Postmodernism is defined as an attitude of skepticism, irony or hyperreality and abandonment of conventional ideas of originality to favour pastiche styles. Many movies today depict the themes and characteristics of postmodernism, as directors are constantly seeking to engage the audience, in addition to achieving critical acclaim. The films, “Stranger than Fiction” directed by Forster, M. (2006) and “Worker Drone” by Raju, S. (2010) can both identify as being postmodern not only in its entirety, but also the various elements within the film that were presented. Both these films contained examples of intertextuality and ambiguous endings as well as creating a sense of paranoia throughout. These three themes excellently portray these elements of postmodernism, despite the fact that one may recognize themes like absurdism and allusions that suggest they may be existential or modern.
Throughout both films, there were obvious indications that suggested paranoia. In “Stranger than Fiction” the protagonist , Harold, follows a monotonous schedule each day; counting his tooth brush strokes, stairs he climbs and tiles in the bathroom. He inexplicably begins hearing a voice of a woman in his head, narrating his life, this is an excellent use of the postmodern element of suspension of belief. His colleagues, feeling he is a bit mentally unstable, suggests that he takes some time off and see a psychiatrist, during which time he learns from the narrator that he is going to die. The narrator or antagonist, Karen, became paranoid when faced with writer’s block and having her publishers fear that she may not deliver her new book on time. Likewise, in “Worker Drone”, the characters Rahul and Armar find themselves in a video game Planet Dogstar and questions whether or not the game might be real. They also fear that they may lose their jobs and believe they are being monitored by nano chips implanted in their brains.

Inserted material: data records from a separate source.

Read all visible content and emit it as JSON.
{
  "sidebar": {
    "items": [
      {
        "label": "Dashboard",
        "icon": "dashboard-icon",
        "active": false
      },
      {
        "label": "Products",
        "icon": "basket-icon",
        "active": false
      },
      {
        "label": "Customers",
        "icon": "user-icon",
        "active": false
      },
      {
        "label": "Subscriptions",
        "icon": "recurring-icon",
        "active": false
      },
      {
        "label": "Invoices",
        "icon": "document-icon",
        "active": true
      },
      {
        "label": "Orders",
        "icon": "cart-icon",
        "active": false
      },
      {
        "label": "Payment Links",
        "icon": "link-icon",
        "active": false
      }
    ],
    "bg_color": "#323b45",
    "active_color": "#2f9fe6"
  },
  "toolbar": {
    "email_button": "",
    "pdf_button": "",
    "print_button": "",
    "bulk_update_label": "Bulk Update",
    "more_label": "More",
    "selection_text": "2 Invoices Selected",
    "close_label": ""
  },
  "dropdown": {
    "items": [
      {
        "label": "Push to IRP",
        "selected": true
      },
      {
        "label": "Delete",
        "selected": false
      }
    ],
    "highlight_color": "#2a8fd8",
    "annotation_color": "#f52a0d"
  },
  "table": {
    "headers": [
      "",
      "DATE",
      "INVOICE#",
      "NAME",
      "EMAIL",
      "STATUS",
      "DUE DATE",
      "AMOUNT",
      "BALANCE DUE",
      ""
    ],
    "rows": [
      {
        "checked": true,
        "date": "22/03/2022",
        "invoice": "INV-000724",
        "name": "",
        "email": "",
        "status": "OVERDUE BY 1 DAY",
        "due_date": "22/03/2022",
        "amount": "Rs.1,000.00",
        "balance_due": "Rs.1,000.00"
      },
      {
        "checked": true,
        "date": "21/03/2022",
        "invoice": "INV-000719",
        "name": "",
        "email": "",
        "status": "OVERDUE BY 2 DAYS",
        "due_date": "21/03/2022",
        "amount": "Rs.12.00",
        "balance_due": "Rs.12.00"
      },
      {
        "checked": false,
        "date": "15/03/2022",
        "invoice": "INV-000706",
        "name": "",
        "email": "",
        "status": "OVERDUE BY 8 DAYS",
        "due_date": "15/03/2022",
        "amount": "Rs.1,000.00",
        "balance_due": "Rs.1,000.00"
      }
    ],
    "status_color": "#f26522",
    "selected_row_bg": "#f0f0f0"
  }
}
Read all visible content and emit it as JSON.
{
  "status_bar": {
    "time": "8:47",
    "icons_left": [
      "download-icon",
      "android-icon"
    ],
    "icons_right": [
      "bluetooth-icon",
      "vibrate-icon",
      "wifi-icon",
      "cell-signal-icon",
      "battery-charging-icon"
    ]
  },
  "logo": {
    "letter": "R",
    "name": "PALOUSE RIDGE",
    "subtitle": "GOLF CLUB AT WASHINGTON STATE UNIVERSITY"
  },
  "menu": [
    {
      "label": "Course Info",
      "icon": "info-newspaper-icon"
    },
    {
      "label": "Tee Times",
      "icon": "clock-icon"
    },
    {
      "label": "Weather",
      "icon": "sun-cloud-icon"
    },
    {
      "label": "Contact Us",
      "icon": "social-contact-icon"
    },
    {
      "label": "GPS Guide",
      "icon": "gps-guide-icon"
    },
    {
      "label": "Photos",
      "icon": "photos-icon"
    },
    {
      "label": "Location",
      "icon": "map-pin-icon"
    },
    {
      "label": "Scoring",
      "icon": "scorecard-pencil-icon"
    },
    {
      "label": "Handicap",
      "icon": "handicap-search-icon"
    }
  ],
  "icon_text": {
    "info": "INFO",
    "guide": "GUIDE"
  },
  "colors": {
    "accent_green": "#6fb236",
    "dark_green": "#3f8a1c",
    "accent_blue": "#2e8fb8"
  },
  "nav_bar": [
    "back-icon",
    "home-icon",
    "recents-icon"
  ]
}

Inter- texting theme, which depicted reality within reality were used in both “Stranger than Fiction” and “Workers Drone”. This was apparent in “Stranger than Fiction”, when Harold talks to himself in the mirror and he is given the opportunity to read the manuscript of his life, all of which occurs during the film. In “Workers Drone”, examples of this theme is seen when Rahul video messages his girlfriend in the film and the use of the Planet Dogstar commercial played as a video, all of which represents postmodern themes.
In both films the endings are left intentionally ambiguous. In “Stranger than Fiction”, the narrator is constantly looking for inspiration to kill Harold, only to rewrite the ending which detracts from the aim to kill Harold. The director also places various characters; the boy learning to ride a bike and the unemployed lady looking for a job, with no real purpose throughout the film except towards the end. Similarly, in “Workers Drone”, the audience was left to wonder or allowed to create their own interpretation of; What happened to Rahul? Was Armar really sick? Did Rahul tell anyone else what really happened and does the war end?
One might argue that “Stranger than Fiction” could be have been considered existentialist as Harold appears to live a meaningless life until his death is predicted by the narrator who assumes the role of God, and “Worker Drone” could be classified as modernism through the use of allusions, where Rahul and Kiran, constantly exchange glances that may indicate some rivalry and tension between them. This, however does not support my view that they were both postmodern films and in conclusion, I believe that intertextuality, paranoia and ambiguous ending were the most common themes and characteristics revealed in both films and stood out as postmodernist films.